En gij zult den HEERE uw God dienen, zo zal Hij uw brood en uw water zegenen; en Ik zal de krankheden uit het midden van u weren.
26 There shall none cast their fruite nor be baren in thy lande: the number of thy dayes will I fulfill.
Er zal geen misdrachtige, noch onvruchtbare in uw land zijn; Ik zal het getal uwer dagen vervullen.
27 I will send my feare before thee, and will destroy all the people among whome thou shalt go: and I will make all thine enemies turne their backes vnto thee:
Ik zal Mijn schrik voor uw aangezicht zenden, en al het volk, tot hetwelk gij komt, versaagd maken; en Ik zal maken, dat al uw vijanden u den nek toekeren.
28 And I will sende hornets before thee, which shall driue out the Hiuites, the Canaanites, and the Hittites from thy face.
Ik zal ook horzelen voor uw aangezicht zenden; die zullen van voor uw aangezicht uitstoten de Hevieten, de Kanaanieten en de Hethieten.
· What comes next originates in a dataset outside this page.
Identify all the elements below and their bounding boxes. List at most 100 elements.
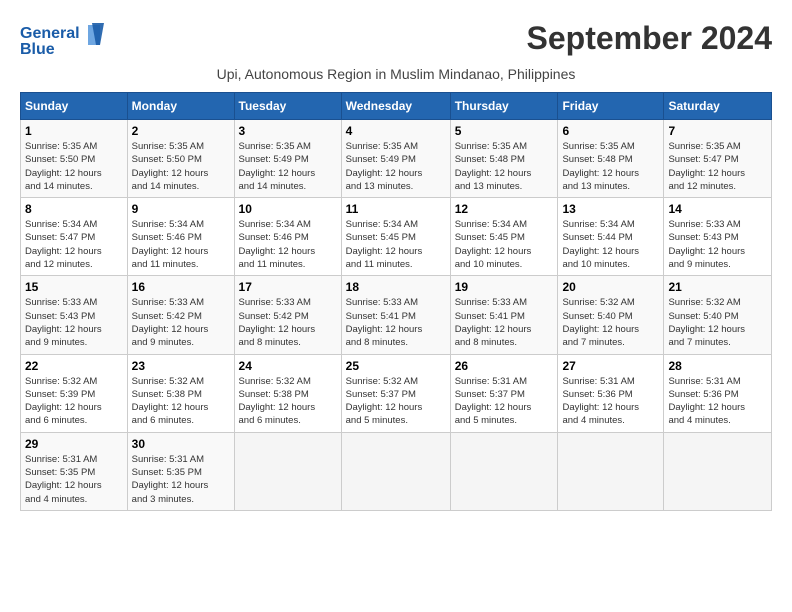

29 I will not cast them out from thy face in one yeere, least the land grow to a wildernes: and the beasts of the field multiplie against thee.
Ik zal hen in een jaar van uw aangezicht niet uitstoten, opdat het land niet woest worde, en het wild gedierte boven u niet vermenigvuldigd worde.
30 By litle and litle I will driue them out from thy face, vntill thou increase, and inherite the lande.
Ik zal hen allengskens van uw aangezicht uitstoten, totdat gij gewassen zijt en het land erft.
31 And I will make thy coastes from the red sea vnto the sea of the Philistims, and from the desert vnto the Riuer: for I will deliuer the inhabitants of the lande into your hande, and thou shalt driue them out from thy face.
En Ik zal uw landpalen zetten van de zee Suf tot aan de zee der Filistijnen, en van de woestijn tot aan de rivier; want Ik zal de inwoners van dat land in uw hand geven, dat gij hen voor uw aangezicht uitstoot.
32 Thou shalt make no couenant with them, nor with their gods:
Gij zult met hen, noch met hun goden, een verbond maken.
33 Neither shall they dwell in thy lande, least they make thee sinne against me: for if thou serue their gods, surely it shall be thy destruction.
Zij zullen in uw land niet wonen, opdat zij u tegen Mij niet doen zondigen; indien gij hun goden dient, het zal u voorzeker tot een valstrik zijn.